And if this dredges up painful memories of last summer's scorcher at the pumps, the reasons why gas is up again are going to sound like a broken record.
"Refiners simply don't have enough capacity to make as much gasoline as the U.S. consumes under these new environmental regulations," explained Merrill-Lynch analyst Mike Rothman.
"This is a very long-term business, it costs hundreds of millions of dollars to make additions to a refinery and you need to look at a 10 or 20 year planning horizon," offered Red Cavaney of the American Petroleum Institute.
Changes may take time, but profits can seemingly turn on a dime.
Exxon Mobil's operating income in the last quarter of 2000 was up 89 percent, BP Amoco's nearly 93 percent and Texaco's 127 percent. Refiners are also cleaning up: UDS saw earnings increase 310 percent and Sunoco nearly 7 fold.
Analysts say the distributors and drivers are the ones running on empty and the only bright spot is courtesy of OPEC.
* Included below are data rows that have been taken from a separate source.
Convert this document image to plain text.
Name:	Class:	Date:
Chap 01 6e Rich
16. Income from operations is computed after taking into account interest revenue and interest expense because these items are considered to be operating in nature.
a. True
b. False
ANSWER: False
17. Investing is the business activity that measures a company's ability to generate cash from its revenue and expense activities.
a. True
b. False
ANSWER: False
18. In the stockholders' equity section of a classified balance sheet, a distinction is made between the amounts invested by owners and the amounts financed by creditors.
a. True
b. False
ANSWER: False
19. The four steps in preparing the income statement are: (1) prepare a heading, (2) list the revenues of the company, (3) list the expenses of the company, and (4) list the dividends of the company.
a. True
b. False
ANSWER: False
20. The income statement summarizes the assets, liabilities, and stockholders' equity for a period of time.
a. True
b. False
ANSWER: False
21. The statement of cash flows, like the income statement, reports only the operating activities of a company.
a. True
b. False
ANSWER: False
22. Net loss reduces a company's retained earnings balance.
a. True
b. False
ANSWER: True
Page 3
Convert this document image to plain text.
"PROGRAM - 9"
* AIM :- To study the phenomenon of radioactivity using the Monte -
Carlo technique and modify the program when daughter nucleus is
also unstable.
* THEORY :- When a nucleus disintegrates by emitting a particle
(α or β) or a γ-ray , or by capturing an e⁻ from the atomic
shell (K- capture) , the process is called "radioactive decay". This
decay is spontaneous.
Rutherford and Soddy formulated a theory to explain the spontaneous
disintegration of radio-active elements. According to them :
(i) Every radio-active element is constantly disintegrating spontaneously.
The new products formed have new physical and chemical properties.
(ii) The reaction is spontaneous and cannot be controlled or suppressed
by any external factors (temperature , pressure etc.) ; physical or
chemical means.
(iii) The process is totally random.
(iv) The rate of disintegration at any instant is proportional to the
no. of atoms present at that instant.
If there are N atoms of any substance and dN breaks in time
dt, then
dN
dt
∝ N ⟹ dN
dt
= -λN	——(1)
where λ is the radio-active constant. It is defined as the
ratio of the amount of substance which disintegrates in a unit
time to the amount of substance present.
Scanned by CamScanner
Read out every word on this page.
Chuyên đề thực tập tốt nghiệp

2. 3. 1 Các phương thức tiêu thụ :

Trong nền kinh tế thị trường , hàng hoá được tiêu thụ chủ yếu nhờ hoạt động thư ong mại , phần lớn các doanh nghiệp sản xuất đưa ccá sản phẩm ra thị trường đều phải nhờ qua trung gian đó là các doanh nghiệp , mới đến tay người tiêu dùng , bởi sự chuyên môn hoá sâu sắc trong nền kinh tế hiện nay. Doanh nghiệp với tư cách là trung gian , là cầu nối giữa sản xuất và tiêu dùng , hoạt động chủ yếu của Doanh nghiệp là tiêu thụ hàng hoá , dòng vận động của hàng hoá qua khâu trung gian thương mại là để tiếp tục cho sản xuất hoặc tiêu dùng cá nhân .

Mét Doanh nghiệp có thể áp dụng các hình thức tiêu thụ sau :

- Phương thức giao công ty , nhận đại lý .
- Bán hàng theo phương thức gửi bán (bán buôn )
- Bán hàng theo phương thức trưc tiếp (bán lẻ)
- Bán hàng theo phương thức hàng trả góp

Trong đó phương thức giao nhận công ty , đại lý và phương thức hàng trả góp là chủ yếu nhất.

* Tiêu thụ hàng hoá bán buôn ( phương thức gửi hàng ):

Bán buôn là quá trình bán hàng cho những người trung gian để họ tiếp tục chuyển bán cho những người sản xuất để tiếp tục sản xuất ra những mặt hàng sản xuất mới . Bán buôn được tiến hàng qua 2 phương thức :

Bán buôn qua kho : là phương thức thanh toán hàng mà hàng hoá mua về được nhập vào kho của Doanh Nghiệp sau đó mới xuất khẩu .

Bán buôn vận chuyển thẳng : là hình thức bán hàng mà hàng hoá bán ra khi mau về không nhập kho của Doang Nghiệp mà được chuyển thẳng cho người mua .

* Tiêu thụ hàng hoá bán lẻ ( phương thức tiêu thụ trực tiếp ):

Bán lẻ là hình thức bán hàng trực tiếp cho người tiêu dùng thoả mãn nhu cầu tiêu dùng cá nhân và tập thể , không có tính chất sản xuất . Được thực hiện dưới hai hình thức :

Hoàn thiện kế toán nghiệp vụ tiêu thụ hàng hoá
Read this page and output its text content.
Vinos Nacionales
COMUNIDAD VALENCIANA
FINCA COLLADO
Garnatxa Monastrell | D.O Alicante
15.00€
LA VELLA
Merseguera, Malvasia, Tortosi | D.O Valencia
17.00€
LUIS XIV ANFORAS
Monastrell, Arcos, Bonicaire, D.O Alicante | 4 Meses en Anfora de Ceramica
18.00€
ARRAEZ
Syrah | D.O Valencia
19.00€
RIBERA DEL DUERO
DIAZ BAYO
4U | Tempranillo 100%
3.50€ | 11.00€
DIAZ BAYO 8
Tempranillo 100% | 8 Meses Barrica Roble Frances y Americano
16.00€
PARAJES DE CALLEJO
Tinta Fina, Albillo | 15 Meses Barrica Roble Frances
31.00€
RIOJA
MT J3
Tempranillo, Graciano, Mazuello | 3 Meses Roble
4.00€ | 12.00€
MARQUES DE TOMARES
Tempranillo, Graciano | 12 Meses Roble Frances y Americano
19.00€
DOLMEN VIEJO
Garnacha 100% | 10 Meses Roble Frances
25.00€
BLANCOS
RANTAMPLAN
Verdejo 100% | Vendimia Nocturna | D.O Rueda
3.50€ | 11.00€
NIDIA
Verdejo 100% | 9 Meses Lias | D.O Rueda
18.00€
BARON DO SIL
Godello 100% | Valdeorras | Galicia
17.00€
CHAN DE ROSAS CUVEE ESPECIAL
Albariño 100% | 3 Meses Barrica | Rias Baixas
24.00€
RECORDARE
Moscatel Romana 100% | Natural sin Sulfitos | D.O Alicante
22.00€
"If we look at what happened with oil prices last year versus this year, the one big difference is not with refining but the fact that crude oil prices are lower," said Rothman.
If it weren't for that, gas would be selling for l0 to 12 cents more than it is now. But the bottom line is all it would take is a problem with a pipeline, or power disruption to a refinery, and this summer's prices could make last summer's look like a bargain.